R (Alam) v SSHD [2020] EWCA Civ 1527
The two appeals contended that the SSHD did not provided “notice in writing of” the decision to curtail the Appellants’ leave. As Floyd LJ notes at para 20, the most generous interpretation would mean that the Appellant must actually become aware of the decision. However, that approach is rejected at para 29 in the following terms:
“In my judgment, the giving of notice for the purposes of section 4(1) of the 1971 Act and the 2000 Order does not require that the intended recipient should have read and absorbed the contents of the notice in writing, merely that it be received. If it were not so, a failure to open an envelope containing the notice, for whatever reason, would mean that notice was not given.”

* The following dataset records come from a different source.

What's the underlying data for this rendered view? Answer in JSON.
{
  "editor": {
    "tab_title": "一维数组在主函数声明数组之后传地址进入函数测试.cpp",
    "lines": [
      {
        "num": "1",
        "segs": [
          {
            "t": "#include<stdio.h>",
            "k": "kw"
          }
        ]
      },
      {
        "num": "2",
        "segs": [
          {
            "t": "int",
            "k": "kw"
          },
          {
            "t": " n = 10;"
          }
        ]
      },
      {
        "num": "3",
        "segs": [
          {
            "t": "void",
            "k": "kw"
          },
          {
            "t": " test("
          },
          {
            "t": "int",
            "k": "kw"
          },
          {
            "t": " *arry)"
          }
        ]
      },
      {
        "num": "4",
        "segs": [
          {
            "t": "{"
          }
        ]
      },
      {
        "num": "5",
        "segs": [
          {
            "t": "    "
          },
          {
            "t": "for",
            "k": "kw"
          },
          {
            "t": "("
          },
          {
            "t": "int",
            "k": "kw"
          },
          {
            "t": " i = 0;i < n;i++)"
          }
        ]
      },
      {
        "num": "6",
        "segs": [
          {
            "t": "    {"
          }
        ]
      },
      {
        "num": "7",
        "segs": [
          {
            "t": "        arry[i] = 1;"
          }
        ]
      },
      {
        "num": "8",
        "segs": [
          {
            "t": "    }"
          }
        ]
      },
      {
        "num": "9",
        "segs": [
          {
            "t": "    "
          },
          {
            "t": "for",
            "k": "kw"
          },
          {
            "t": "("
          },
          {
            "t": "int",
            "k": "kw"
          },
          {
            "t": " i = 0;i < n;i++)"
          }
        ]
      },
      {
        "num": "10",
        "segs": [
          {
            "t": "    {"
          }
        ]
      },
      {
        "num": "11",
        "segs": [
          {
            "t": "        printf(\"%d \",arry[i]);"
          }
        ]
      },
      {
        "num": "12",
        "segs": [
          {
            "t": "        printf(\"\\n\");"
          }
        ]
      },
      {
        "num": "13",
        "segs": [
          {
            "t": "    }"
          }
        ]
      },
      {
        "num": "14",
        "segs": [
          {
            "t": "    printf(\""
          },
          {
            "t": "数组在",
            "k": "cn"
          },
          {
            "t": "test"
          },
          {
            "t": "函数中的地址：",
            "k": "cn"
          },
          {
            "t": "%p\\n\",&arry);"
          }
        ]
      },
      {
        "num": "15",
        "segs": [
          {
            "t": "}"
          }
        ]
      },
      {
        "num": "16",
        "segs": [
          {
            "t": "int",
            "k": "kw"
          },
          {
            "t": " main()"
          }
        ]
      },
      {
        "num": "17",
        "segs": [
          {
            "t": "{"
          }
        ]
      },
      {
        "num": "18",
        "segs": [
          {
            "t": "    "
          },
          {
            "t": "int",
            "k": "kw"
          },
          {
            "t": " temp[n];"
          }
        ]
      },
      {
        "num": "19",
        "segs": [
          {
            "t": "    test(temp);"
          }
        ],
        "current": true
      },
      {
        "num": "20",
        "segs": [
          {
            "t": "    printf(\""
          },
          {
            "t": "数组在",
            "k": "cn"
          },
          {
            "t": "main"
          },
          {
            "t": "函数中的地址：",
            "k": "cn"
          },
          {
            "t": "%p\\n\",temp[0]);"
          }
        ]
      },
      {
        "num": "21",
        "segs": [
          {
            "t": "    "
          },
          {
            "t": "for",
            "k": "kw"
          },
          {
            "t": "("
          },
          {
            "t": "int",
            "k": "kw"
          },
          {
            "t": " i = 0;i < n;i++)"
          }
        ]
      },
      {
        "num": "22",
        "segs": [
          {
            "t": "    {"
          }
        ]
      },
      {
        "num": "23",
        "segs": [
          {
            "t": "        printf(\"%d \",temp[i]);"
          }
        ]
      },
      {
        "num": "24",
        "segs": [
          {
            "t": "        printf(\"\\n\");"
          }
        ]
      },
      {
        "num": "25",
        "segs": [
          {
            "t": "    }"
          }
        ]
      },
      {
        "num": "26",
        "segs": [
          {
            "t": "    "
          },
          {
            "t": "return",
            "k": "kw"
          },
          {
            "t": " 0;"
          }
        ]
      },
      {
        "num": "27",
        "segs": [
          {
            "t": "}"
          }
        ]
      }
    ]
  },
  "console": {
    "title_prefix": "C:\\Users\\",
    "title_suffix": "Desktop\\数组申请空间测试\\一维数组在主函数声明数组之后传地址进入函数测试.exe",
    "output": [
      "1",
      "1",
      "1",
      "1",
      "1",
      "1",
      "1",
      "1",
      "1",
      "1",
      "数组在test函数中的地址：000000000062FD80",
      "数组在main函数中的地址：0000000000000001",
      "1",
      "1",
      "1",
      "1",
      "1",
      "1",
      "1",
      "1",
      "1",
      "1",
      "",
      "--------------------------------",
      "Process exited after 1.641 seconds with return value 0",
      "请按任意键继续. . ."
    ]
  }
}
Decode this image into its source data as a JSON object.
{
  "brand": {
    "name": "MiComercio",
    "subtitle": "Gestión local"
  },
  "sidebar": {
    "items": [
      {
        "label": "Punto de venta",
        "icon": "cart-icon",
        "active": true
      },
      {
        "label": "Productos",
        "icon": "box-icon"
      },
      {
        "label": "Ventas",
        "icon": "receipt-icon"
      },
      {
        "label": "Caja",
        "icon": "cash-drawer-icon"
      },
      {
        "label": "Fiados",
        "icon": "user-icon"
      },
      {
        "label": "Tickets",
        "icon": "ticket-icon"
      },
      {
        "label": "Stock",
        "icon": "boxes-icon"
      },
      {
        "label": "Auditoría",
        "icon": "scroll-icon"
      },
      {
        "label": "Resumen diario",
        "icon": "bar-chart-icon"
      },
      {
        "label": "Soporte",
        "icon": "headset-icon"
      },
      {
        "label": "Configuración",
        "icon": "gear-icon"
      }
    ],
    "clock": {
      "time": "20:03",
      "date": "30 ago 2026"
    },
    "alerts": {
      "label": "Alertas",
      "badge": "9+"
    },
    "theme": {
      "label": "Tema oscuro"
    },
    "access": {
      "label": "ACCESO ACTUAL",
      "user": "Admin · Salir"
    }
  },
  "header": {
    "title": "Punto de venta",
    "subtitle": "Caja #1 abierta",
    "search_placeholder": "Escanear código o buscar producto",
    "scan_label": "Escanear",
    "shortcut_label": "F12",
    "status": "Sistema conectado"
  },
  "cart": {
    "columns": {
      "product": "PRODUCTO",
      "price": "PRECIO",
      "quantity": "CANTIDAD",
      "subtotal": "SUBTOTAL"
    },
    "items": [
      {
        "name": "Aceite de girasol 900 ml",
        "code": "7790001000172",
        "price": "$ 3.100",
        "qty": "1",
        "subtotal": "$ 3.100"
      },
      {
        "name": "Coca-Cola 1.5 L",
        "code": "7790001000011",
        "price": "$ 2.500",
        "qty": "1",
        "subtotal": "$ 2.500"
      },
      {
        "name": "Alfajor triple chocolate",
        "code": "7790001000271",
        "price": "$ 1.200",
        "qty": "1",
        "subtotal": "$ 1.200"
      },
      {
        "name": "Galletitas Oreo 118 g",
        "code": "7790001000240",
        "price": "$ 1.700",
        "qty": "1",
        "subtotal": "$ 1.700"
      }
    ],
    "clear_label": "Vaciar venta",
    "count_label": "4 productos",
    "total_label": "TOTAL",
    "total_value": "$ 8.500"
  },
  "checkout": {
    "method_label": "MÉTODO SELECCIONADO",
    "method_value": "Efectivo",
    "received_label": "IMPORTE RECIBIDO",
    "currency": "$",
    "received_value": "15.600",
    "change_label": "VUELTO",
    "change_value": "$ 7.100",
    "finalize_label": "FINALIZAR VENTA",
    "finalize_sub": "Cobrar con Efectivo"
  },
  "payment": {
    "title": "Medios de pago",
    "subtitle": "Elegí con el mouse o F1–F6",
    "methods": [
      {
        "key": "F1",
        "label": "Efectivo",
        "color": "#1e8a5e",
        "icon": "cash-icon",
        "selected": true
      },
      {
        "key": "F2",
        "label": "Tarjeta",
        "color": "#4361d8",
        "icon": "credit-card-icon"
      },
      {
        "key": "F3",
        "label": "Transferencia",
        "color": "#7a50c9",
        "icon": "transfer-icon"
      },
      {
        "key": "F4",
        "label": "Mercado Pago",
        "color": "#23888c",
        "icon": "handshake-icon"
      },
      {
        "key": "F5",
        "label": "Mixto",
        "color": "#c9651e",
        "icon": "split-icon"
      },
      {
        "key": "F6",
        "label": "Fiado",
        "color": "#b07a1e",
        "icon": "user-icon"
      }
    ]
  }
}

The relevant principles to consider are:
“(a) where a method of sending within Article 8ZA (2) or (3) has been followed, the burden falls on the litigant to show he has a real prospect of establishing that the document was not received in the sense in which I have interpreted that word;
(b) at the permission stage, the litigant will need to do more than show that the notice did not come to his attention, but establish how he proposes to show that it was never actually received in the sense which I have explained;
(c) subject to discretionary factors such as delay, the question will be whether the material before the court raises a factual case which, taken at its highest, could properly succeed in a contested factual hearing;
(d) each case will nevertheless depend on its own facts.”